今や見世物小屋の興業も、なかなか見られなくなってしまいました。珍奇新の動物や芸を見せる正統派から(これは西洋でもパリ万博などで植民地の人々を連れてきて散々見世物にした黒歴史もある。博物学という体の良い隠れ蓑を使ってね※著者注「博覧会の政治学」中公文庫を参照)、現在は禁止されている障碍者による被虐芸まで、見物人の好奇の数だけ、演目があったとのこと。障害者プロレスなど、それを己の生き様として生業にする事は自立の意味でも必要な事とも思うんですけどね。(アメリカは人権団体が活動を後押ししているし)
民俗として見ると、古今東西、見世物小屋は人の生活の裏側を垣間見ることが出来る場所。俗信や都市伝説が現代社会の暗部を切り取るように、民話や習俗が土地土地の問題を内包するように、見世物小屋の演目の多くは、世間の覗き見趣味を上手く、絡め取っている。と、思う。(自信ないけど)
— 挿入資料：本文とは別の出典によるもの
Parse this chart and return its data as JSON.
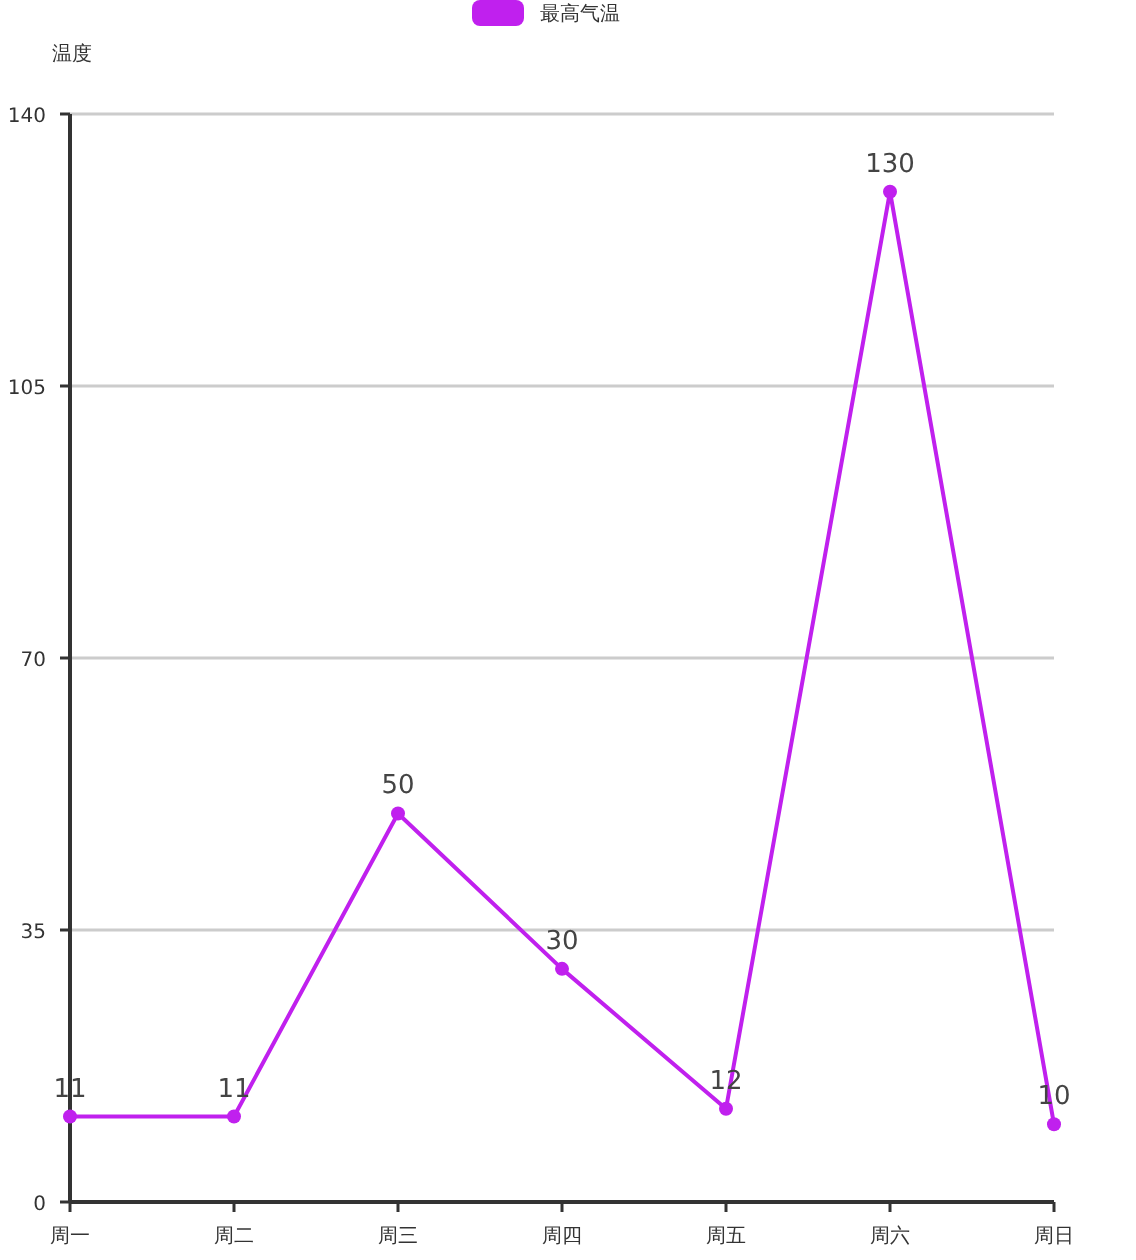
{
  "chart_data": {
    "type": "line",
    "ylabel": "温度",
    "categories": [
      "周一",
      "周二",
      "周三",
      "周四",
      "周五",
      "周六",
      "周日"
    ],
    "series": [
      {
        "name": "最高气温",
        "color": "#c020ee",
        "values": [
          11,
          11,
          50,
          30,
          12,
          130,
          10
        ]
      }
    ],
    "ylim": [
      0,
      140
    ],
    "yticks": [
      0,
      35,
      70,
      105,
      140
    ],
    "grid": "y",
    "legend": "top",
    "marker": "circle",
    "data_labels": true,
    "line_style": "solid"
  }
}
ステレオタイプの恐怖とグロテスクが、笑い話に化けているのが現代らしいと言おうか。横溝正史の映画の恐怖を、都会人が恐怖と感じないのと同じ事かな。とも、思う。身近でない、非現実の空間としての笑いが、そこにはあった。それが逆に、僕には怖いと感じたんだけど。
臨機応変な口上、お客をイジリ倒して巻き込む経験の豊富さ、ああいう喋りが自在に出来れば、演台に立つのも楽しいだろうなぁ。
例えばの演目はこんな感じ。
仮設小屋の暖簾をくぐってみると、すし詰め状態の盛況ぶり。まぁ、すっごく狭い小屋掛けなんで。舞台が見える客席に立ってみると、そこには生きている蛇の頭を食いちぎる着物の女性、、、
、、、ドン引きしてたら、周りは普通に笑ってるのね。掛け声とかもあるらしいのね。
(盛り上げるためのサクラもたくさん混じっているようですが)
いや、芸なんだからそりゃ、あるんでしょうけども。生きている蛇の体を舐めあげる女性は妖艶そのもので、演技だと解っていても、背筋がゾワゾワしてくる、、、
※噛み千切って飲み込むのは演技じゃないし※
引いては居ましたが、それなりに楽しんでる自分が居ました。何よりも口上が面白い。
「_人か獣かケダモノか」「_見たところから見たところまで、いつ入られましても始まりから見ることができます」「_さぁ、寄ってらっしゃい、みてらっしゃい」「_博物館に行ったってこんなものは見られないよ」などなど。
お次の演目は、男性が鼻から口にチェーンを通して、それで水の入ったバケツを持ち上げるもの、、、 これも強烈に痛そうで、、、、ちなみに、この男性は”三重県から来た寝たきり老人”と名乗り「元気ですか?」の掛け声に「、、、死にそうです、、、」と返す(笑)
鼻芸人はそれだけでは終わらない、別の現代の若者風の格好(にしてはルパン三世のようなジャケットを着ている)は鼻の中にトンカチで長釘を打ち込み、S字フックを通し、最終的には電動ドリルを鼻に入れるのを、、、観客にやらせる、、、(たぶんサクラでしょうけど)ここで他の客から「おいおい、ずいぶん鼻通りが良くて羨ましいな!」との合いの手。
そんな力業の舞台から視線を外すと、先程の蛇女さんが奈落でなにやら吐いてるし、、、
冒険小説「ダレン・シャン」の見世物小屋は、 もうちょっとブラックだけど、ユーモアがあるように描かれていたんだけどなぁ。 日本の湿気ある風土を、すっかり忘れてました。
さてと。どうもこれでは下手物趣味で後味が悪い。
__お後がよろしいようで、と、何か落ち話にしたい所ですが、生憎手前にはその技量が無い。
こちとら本屋の商い家業。関連本を一冊紹介して〆にしやしょう。
見世物小屋の記事に合わせて仕入れた本です。
図譜でもありますが、日本各地の寺宝になっている河童や人魚、鬼などのミイラが写真で載っています。一部閲覧注意です。勇気のある方は店長までどうぞ。
、
、、
、、、
ん? そう言えば、当店の会計も後払いでしたっけ。